By Gerry Shih and J.R. Wu
BEIJING/TAIPEI (Reuters) - Chinese state-backed technology conglomerate Tsinghua Unigroup has hired Charles Kau, the chief of Micron Technology Inc's Taiwanese joint venture, as its global executive vice president, a person familiar with the matter said.
The move is likely to help bolster the development of China's fledgling chip industry and give the Chinese tech conglomerate a foothold in its deal talks with Micron, some analysts said.
Kau is the chairman of Inotera Memories Inc, a joint venture between the U.S. company and Taiwan's Nanya Technology Corp.
He resigned last week as president of Nanya Technology, although he continued as a board member of the company and as chairman of Inotera. Both Nanya Tech and Inotera make dynamic random access memory (DRAM) chips.
Kau's hiring comes about three months after Tsinghua made an informal $23 billion takeover offer for Micron that was rejected out-of-hand by the Idaho-based company's leadership, although the Chinese side has not given up on a deal, sources have said.
His presence in Tsinghua Unigroup could "conceivably facilitate greater collaboration" with Micron, according to Taiwan-based research firm TrendForce.
Kau, who played a role in the discussions between Tsinghua and Micron, will split his time between Beijing and Taiwan, the source told Reuters, adding that his precise role in Tsinghua was yet to be finalised.
Micron was not immediately available for comment.
It remains unclear whether Kau, a veteran of Taiwan's semiconductor industry, will need to give up his position at Inotera.
According to Inotera's website, all of the company's production is supplied to Micron Technology. Inotera's chairman is recommended by Nanya Tech and agreed to by Micron.
Nanya Technology appointed one of its veteran executives, Pei-Ing Lee, as Kau's successor.
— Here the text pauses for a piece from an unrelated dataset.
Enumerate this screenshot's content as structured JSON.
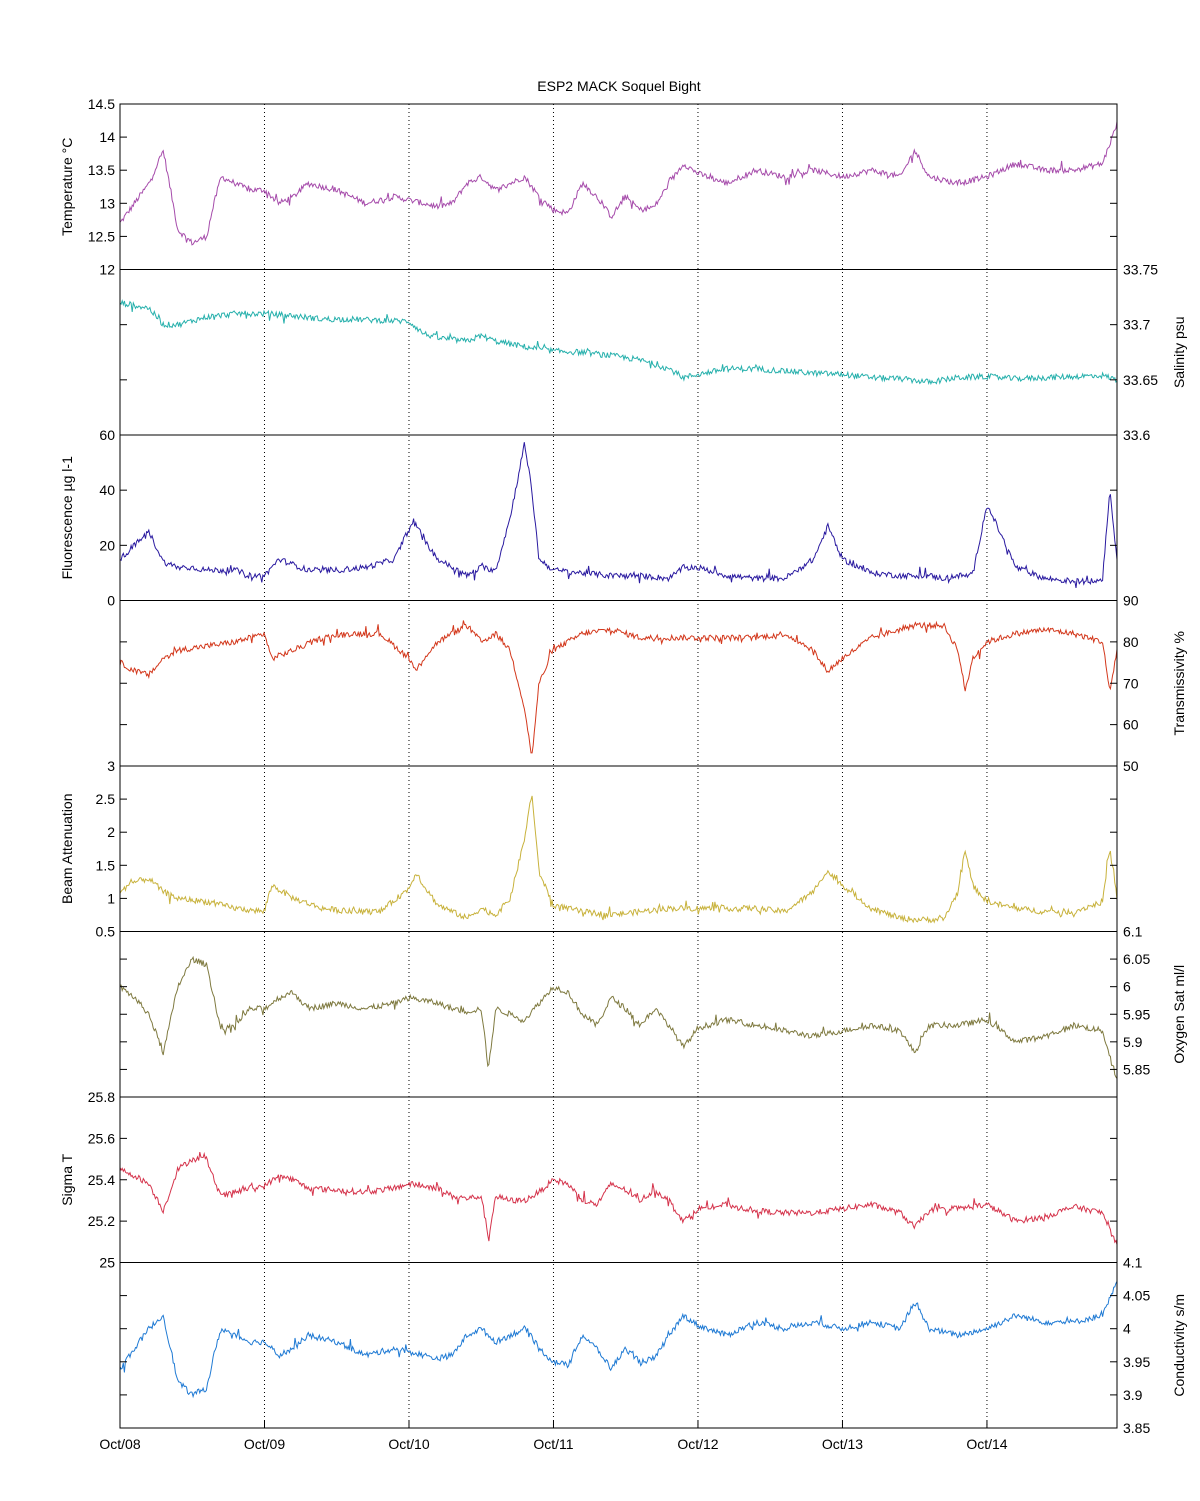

Lee said on Monday during an earnings conference that the company asked Kau to reconsider his resignation.
Kau said he wanted to do something different before retiring, particularly "in the financial and M&A space", but he did not detail what his next step was going to be, Lee told reporters and analysts on Monday.
"He was very insistent and we were unable to keep him," Lee said.